Petőfi ne se borne pas à célébrer la guerre salvatrice, il s’y engage et devient aide de camp du général Bem qui mène d’héroïques combats en Transylvanie. Le poète brandit alternativement le sabre et la plume. Ses poèmes célèbrent « les sans-grades » et la résurrection de la nation dans le sang versé. Mais la solidarité des souverains condamne l’insurrection hongroise. En 1849, l’armée russe porte secours à l’armée autrichienne. C’est en Transylvanie, dans un combat désespéré, que meurt l’impétueux poète à l’âge de 26 ans. Au mois d’août 1849, les Habsbourg ont rétabli une domination sans partage sur la Hongrie.

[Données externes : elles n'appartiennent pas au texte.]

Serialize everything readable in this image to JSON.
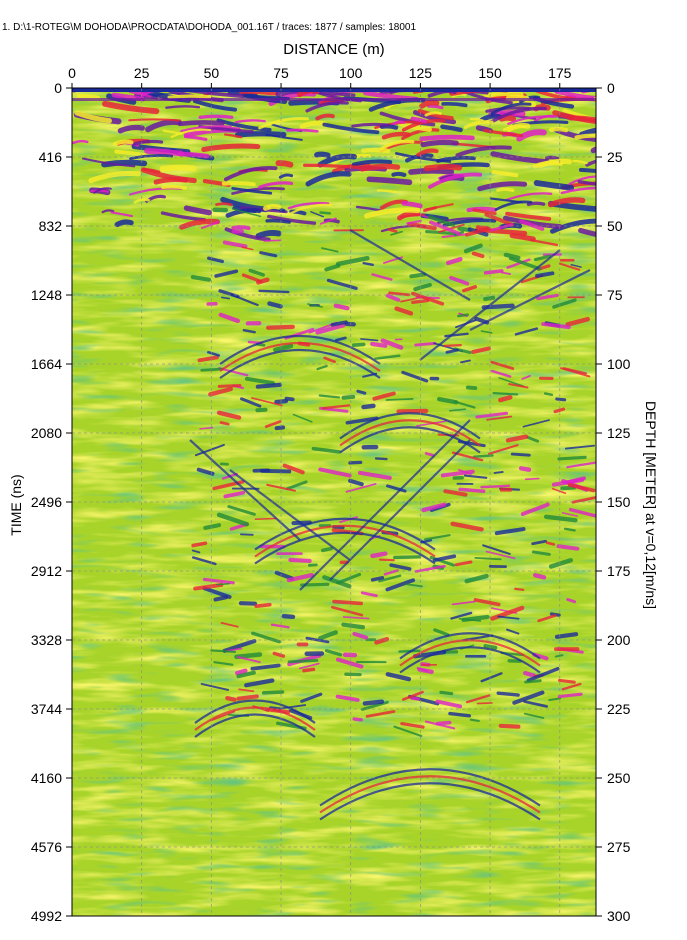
{
  "header": {
    "text": "1. D:\\1-ROTEG\\M DOHODA\\PROCDATA\\DOHODA_001.16T / traces: 1877 / samples: 18001"
  },
  "chart_data": {
    "type": "heatmap",
    "title": "",
    "xlabel": "DISTANCE (m)",
    "ylabel": "TIME (ns)",
    "y2label": "DEPTH [METER] at v=0,12[m/ns]",
    "x_ticks": [
      0,
      25,
      50,
      75,
      100,
      125,
      150,
      175
    ],
    "x_range": [
      0,
      188
    ],
    "y_ticks": [
      0,
      416,
      832,
      1248,
      1664,
      2080,
      2496,
      2912,
      3328,
      3744,
      4160,
      4576,
      4992
    ],
    "y_range": [
      0,
      4992
    ],
    "y2_ticks": [
      0,
      25,
      50,
      75,
      100,
      125,
      150,
      175,
      200,
      225,
      250,
      275,
      300
    ],
    "y2_range": [
      0,
      300
    ],
    "grid": true,
    "colors": {
      "background": "#a8d42a",
      "positive_mid": "#f4ec2a",
      "positive_high": "#e8243a",
      "positive_max": "#e020c8",
      "negative_mid": "#1f8a3a",
      "negative_high": "#1a2a9a",
      "negative_max": "#6a1aa0"
    }
  }
}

Déséquilibre de l’hémiplégie révolutionnaire
Petőfi a allumé un flambeau, la Hongrie s’y est brûlé les ailes. Pourtant, moins de vingt ans après l’écrasement du pays par la coalition du Kaiser et du Tsar, la Hongrie accède à une quasi-indépendance dans le cadre de la double monarchie austro-hongroise. Au juste, que doit-on à Petőfi et aux autres acteurs de la révolution ?

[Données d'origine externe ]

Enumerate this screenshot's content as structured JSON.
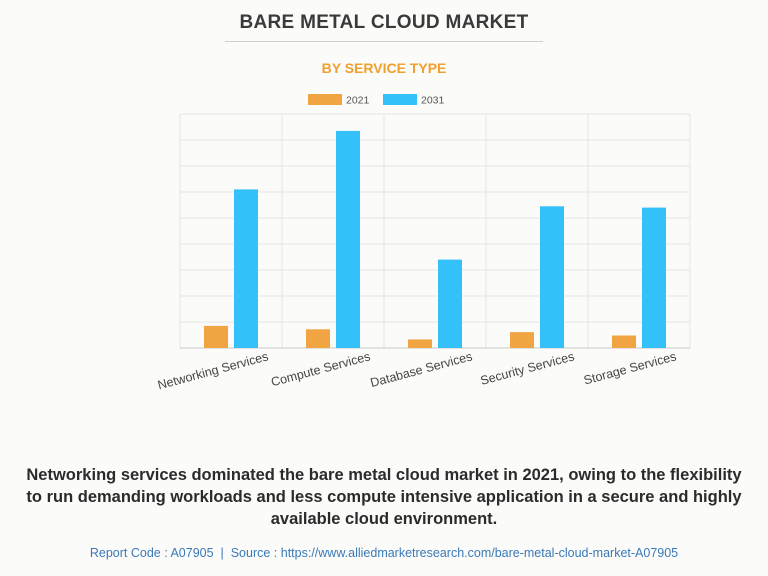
{
  "title": "BARE METAL CLOUD MARKET",
  "subtitle": "BY SERVICE TYPE",
  "caption": "Networking services dominated the bare metal cloud market in 2021, owing to the flexibility to run demanding workloads and less compute intensive application in a secure and highly available cloud environment.",
  "footer": {
    "report_code": "Report Code : A07905",
    "separator": "|",
    "source": "Source : https://www.alliedmarketresearch.com/bare-metal-cloud-market-A07905"
  },
  "colors": {
    "s2021": "#f0a442",
    "s2031": "#34c0f8",
    "grid": "#e4e4e4",
    "axis": "#c8c8c8"
  },
  "chart_data": {
    "type": "bar",
    "categories": [
      "Networking Services",
      "Compute Services",
      "Database Services",
      "Security Services",
      "Storage Services"
    ],
    "series": [
      {
        "name": "2021",
        "values": [
          8.5,
          7.2,
          3.3,
          6.1,
          4.8
        ]
      },
      {
        "name": "2031",
        "values": [
          61,
          83.5,
          34,
          54.5,
          54
        ]
      }
    ],
    "ylim": [
      0,
      90
    ],
    "y_tick_labels": false,
    "grid": true,
    "legend": "top-center"
  }
}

Le poète n’est pas le seul héros de cette page mémorable de l’histoire hongroise. Le personnage central est un homme politique, Lajos Kossuth. Entre l’avocat et le poète règne la méfiance sinon l’antipathie. Pourtant Kossuth est un opposant résolu aux Habsbourg, il assume l’écrasante responsabilité de gouverner la Hongrie en rupture de ban. Ce n’est pas un hasard si la place du Parlement à Budapest porte son nom. Lajos Kossuth finira sa vie en exil dans l’Empire ottoman.

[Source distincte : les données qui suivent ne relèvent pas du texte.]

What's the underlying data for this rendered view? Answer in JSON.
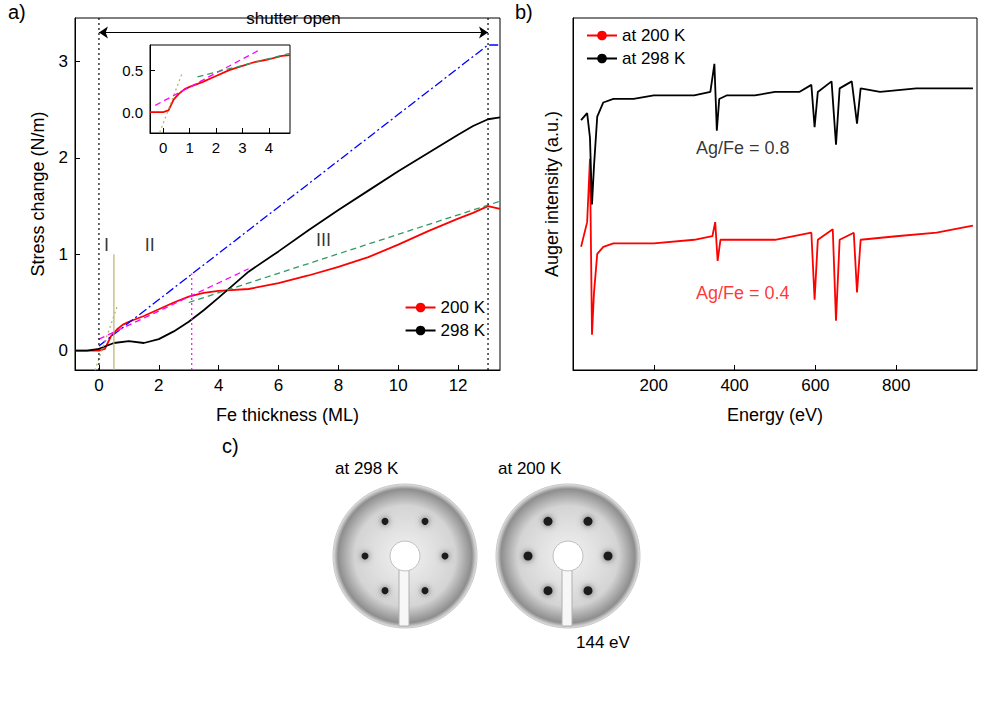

Un autre personnage relèvera le pays : Ferenc Deák, le sage de la nation. Celui-ci a participé aux premiers pas de la Hongrie indépendante, puis s’est retiré de la mêlée avant la catastrophe. À la fois réfractaire à l’absolutisme autrichien et dévoué au relèvement interne du pays, il a patiemment attendu un retour de fortune. L’affaiblissement de l’Autriche face à l’unification allemande et italienne impose au Habsbourg de redistribuer les cartes à l’intérieur de leur empire. C’est ainsi que la Hongrie arrache le compromis de 1867 qui fonde l’Autriche-Hongrie.
Le sang et le chant
Quel rôle a joué la poésie de Petőfi dans le redressement national ? L’exaltation du poète a cristallisé le patriotisme hongrois. Il a réactualisé la conscience que les Hongrois avaient d’eux-mêmes. Le sortilège de son verbe partage la responsabilité d’une fuite en avant calamiteuse sur le plan politique. Mais dans la même mesure, la Hongrie lui doit d’avoir administré à la face du monde la preuve de son existence nationale. Malgré trois siècles sous domination étrangère, les Magyars étaient en mesure de payer le prix de leur liberté ; cette résolution a convaincu les Allemands qu’ils ne pourraient durablement faire contre les Hongrois ni sans eux. Sans l’outrance de Petőfi, quelle aurait été la marge de manœuvre du prudent Deák face à Vienne ? Sans Deák, qui aurait offert à la Hongrie les fruits politiques du sang et des chants semés par les plus exaltés ? À deux siècles de distance, ces antagonismes d’hier attestent l’unité organique du peuple davantage encore que les divisions d’une société.
L’héritage de 1848
Il y eut d’autres épreuves régénératrices dans l’histoire hongroise. L’insurrection de 1956 contre l’URSS joue le même rôle de défaite fondatrice. Lorsque, le 23 octobre, un cortège de manifestants délègue un groupe d’étudiants au siège de la radio nationale, le pays est muré dans un profond fatalisme malgré la déstalinisation. L’arrestation des étudiants par la police politique suscite la colère de la foule qui elle-même entraîne une fusillade. Alors Budapest s’embrase. Nouvelle jeunesse, mais même lieu et même rejet de la domination étrangère. La terrible répression menée par l’armée rouge du 4 au 10 novembre rassemble la nation dans le malheur : Gloria Victis.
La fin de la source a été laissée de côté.